What I'd like to see is a system where a single-writer SQLite database is replicated to object storage so that you can spin up really cheap read replicas. Is anyone working on something like that?

Such a system would also require a side channel propagating WAL updates (over Kafka or similar) to replicas, so that the running replicas can update themselves incrementally and stay fresh without loading anything from object storage.

Litestream is basically that, though the OP article has "The next major feature we’re building out is a Litestream VFS for read replicas" as a What's Next todo at the bottom.

https://litestream.io/guides/s3/

I think this is also roughly what Turso is, although it's becoming a SQLite-compatible db rather than vanilla

https://docs.turso.tech/features/embedded-replicas/introduct...

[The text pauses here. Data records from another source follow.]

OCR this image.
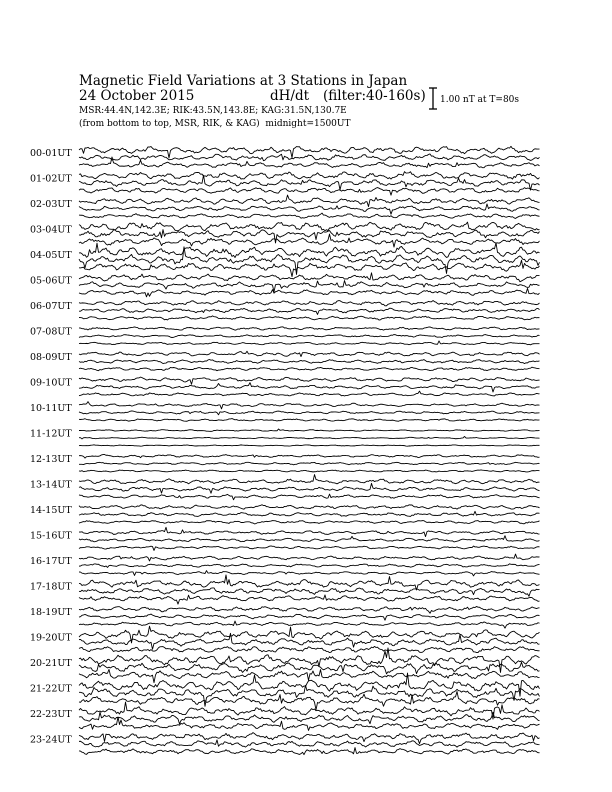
Magnetic Field Variations at 3 Stations in Japan
24 October 2015	dH/dt (filter:40-160s)
MSR:44.4N,142.3E; RIK:43.5N,143.8E; KAG:31.5N,130.7E
(from bottom to top, MSR, RIK, & KAG) midnight=1500UT
1.00 nT at T=80s
00-01UT
01-02UT
02-03UT
03-04UT
04-05UT
05-06UT
06-07UT
07-08UT
08-09UT
09-10UT
10-11UT
11-12UT
12-13UT
13-14UT
14-15UT
15-16UT
16-17UT
17-18UT
18-19UT
19-20UT
20-21UT
21-22UT
22-23UT
23-24UT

https://docs.turso.tech/cloud/durability

I don't Litestream does that yet? It appears to be for backing up to S3, and you manually "restore" the image to a file. You can't point an SQLite client at the S3 bucket, and there's no provision for getting low latency updates. But it sounds like they're working on this.

Turso looks cool and is a project I will keep an eye on, but it's replica mode seems to be designed for apps rather than mechanism to rapidly scale out read replicas in a server cluster. Also, the web site warns that it's not ready for production use.

LiteFS can do that, but you need to run a custom FUSE filesystem for it - hence why Litestream remained more popular. https://fly.io/docs/litefs/how-it-works/#capturing-sqlite-tr...

Litestream is working on that now - the code is already in https://github.com/benbjohnson/litestream/blob/v0.5.0/vfs.go but it's not yet a working, documented feature.

LiteFS is also described as "beta" quality on GitHub and therefore not appropriate for production use.

I mean, that's literally their "What’s next?" from the OP: https://fly.io/blog/litestream-v050-is-here/#whats-next

They already have a prototype, and... it's pretty rough on the edges.

I'm porting it to my Go SQLite driver and already ran into a bunch of issues. But it seems at least feasible to get it into a working shape.

https://github.com/benbjohnson/litestream/issues/772

https://github.com/ncruces/go-sqlite3/compare/main...litestr...

Interesting! I really like your wasm compiled SQLite more than the pure Go one, so it is what I use most of the time.

What exactly are you trying to port?

A VFS that allows you to directly open a Litestream replication target (e.g. S3) as a read-only database and run queries against it without ever having to download the entire database (e.g. to an ephemeral instance that doesn't even have the disk space for it).

Interesting. Any plans for a cache? Or would that just be a litestream thing

My version of the VFS should be ready for testing.

After some testing, I expect it to be working correctly in the vast majority of cases, but the performance may disappoint. The original still needs work.

https://github.com/ncruces/go-sqlite3/tree/litestream

I… honestly don't know. I saw the announcement some time ago (the revamped post) and started following their repo. They did mention caching to hide latency.

When I saw the v0.5.0 tag, I dived into just porting it. It's just over a couple hundred lines, and I have more experience with SQLite VFSes than most, so why not.

But it's still pretty shaky.

Cloudflare D1 has this, although you are limited to using JS workers to read/write it.

https://developers.cloudflare.com/d1/best-practices/read-rep...

I'm curious about the same, but also am wondering if there can be an automatic election of a new primary through the use of conditional writes (or as Fly.io say, CASAAS: Compare-and-Swap as a Service).